My genealogy hobby hasn't gotten a lot of attention. I've been trying to do something at least once a week, looking for matching trees and relevant data for the folks I have documented. Ancestry.com has made this almost like a game, which is good, but it doesn't take away the tedium of plucking through one name after another.
Another thing ancestry.com has provided is a DNA test for a really reasonable price. At first, I was happy to use the tools on the site to examine heritage info and search for relatives -- and these are very nice tools for this. A previously unknown, probable relative contacted me through the ancestry.com site and told me about gedmatch.com as a means to compare our DNA kits.
Gedmatch.com is a free site where you can upload your DNA and GEDCOM data, then perform a number of searches and comparisons against their data. I was able to calculate heritage data using several different strategies, even showing how much and where each individual chromosome came from which bronze-age source. DNA kits can be compared between two or three people, or compared against the entire database. Fundamentally, these aren't different services than those provided by ancestry.com, and the ancestry.com GUI is very modern, while gedmatch.com is more a 90's style, home-rolled job, but I think the latter provides more interesting results.
Another tool I've been playing with lately is
Oxy-gen. This tool lets me convert my GEDCOM file into a static website, a SQL-based PHP website, an Oracle app, or an XML data pool. The HTML version is surprisingly dynamic, providing all of the expected pedigree and prodigy trees and directory features. It has a feature that puts all of the event information into a calendar for quick reference. Now I can look on any day of the year and see who else in my family was born, married, or died on that day. The SQL/PHP version appears to have more features, but was buggy enough to not actually be useful.

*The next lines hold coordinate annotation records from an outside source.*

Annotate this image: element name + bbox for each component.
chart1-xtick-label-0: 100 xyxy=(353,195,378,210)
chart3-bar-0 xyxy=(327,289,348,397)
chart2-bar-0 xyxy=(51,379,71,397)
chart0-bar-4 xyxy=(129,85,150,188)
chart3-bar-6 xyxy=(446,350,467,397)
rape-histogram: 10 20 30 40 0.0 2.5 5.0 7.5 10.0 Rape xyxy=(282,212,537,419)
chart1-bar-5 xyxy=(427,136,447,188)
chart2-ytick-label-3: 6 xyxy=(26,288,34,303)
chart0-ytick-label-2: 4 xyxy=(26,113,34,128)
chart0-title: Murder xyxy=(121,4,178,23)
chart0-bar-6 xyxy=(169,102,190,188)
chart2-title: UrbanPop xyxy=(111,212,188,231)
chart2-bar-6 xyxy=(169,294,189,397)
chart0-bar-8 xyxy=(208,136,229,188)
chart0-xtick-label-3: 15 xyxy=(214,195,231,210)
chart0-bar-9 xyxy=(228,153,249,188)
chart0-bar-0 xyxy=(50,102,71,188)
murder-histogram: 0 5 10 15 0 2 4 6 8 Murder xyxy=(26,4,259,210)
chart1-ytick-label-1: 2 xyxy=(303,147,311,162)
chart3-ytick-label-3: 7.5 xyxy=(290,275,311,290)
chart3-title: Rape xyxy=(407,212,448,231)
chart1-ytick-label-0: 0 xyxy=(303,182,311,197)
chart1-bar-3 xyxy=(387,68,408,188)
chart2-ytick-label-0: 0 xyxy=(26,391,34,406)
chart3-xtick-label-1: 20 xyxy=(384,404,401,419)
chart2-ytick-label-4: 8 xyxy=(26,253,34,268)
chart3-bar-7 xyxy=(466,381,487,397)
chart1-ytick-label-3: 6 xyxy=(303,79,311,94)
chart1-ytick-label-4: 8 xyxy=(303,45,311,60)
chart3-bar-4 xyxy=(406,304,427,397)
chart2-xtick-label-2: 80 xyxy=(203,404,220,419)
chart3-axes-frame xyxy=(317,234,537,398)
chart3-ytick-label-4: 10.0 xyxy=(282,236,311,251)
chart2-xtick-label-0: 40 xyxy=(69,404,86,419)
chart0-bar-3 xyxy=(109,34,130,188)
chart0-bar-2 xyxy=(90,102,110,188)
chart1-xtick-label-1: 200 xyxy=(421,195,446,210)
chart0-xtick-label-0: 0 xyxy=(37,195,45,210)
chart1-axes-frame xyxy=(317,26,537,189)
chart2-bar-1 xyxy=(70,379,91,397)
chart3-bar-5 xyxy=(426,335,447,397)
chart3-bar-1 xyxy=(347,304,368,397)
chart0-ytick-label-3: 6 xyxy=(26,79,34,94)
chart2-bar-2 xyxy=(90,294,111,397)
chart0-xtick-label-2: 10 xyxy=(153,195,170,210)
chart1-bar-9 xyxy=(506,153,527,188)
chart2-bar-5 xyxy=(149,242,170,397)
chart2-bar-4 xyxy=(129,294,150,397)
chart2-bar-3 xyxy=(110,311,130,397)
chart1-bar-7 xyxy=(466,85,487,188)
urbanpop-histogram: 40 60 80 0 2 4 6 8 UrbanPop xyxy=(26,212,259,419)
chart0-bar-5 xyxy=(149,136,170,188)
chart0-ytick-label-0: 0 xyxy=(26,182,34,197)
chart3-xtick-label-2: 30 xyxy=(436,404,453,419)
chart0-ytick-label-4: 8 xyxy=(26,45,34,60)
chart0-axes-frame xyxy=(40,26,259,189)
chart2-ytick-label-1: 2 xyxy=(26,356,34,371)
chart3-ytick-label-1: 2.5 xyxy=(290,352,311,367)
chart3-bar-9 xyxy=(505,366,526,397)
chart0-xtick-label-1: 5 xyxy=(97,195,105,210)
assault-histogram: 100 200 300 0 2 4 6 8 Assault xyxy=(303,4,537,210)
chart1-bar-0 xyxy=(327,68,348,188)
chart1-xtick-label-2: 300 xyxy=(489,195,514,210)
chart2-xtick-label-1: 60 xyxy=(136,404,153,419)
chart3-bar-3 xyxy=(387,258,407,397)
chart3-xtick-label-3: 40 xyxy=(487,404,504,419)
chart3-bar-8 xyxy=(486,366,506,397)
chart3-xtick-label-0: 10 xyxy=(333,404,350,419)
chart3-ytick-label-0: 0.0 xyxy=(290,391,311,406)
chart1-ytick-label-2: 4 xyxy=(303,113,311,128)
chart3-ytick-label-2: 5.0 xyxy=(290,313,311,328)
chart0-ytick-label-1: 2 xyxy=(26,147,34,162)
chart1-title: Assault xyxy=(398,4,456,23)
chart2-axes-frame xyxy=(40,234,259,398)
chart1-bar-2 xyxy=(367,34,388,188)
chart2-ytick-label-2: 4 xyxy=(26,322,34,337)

Another feature of the Oxy-gen-built application was a tree specifically for me (since it's my tree), showing ancestors going back 23 generations. I've got five names of Irish ancestors born in the 1200's. I don't have a lot of confidence in this connection, but this is what I've found. From the beginning of the ancestry tree, though, I thought it was interesting how each generation doubled. For me, my 9th and 10th generations of ancestors were folks who were born prior to the American revolution: there should be over 500 7th great-grandparents, and over a thousand 8th great-grandparents. Mathematically, this means that 23 generations back, I have 8.4 million 21st great-grandparents. Even so, being able to potentially name two of them is still exciting.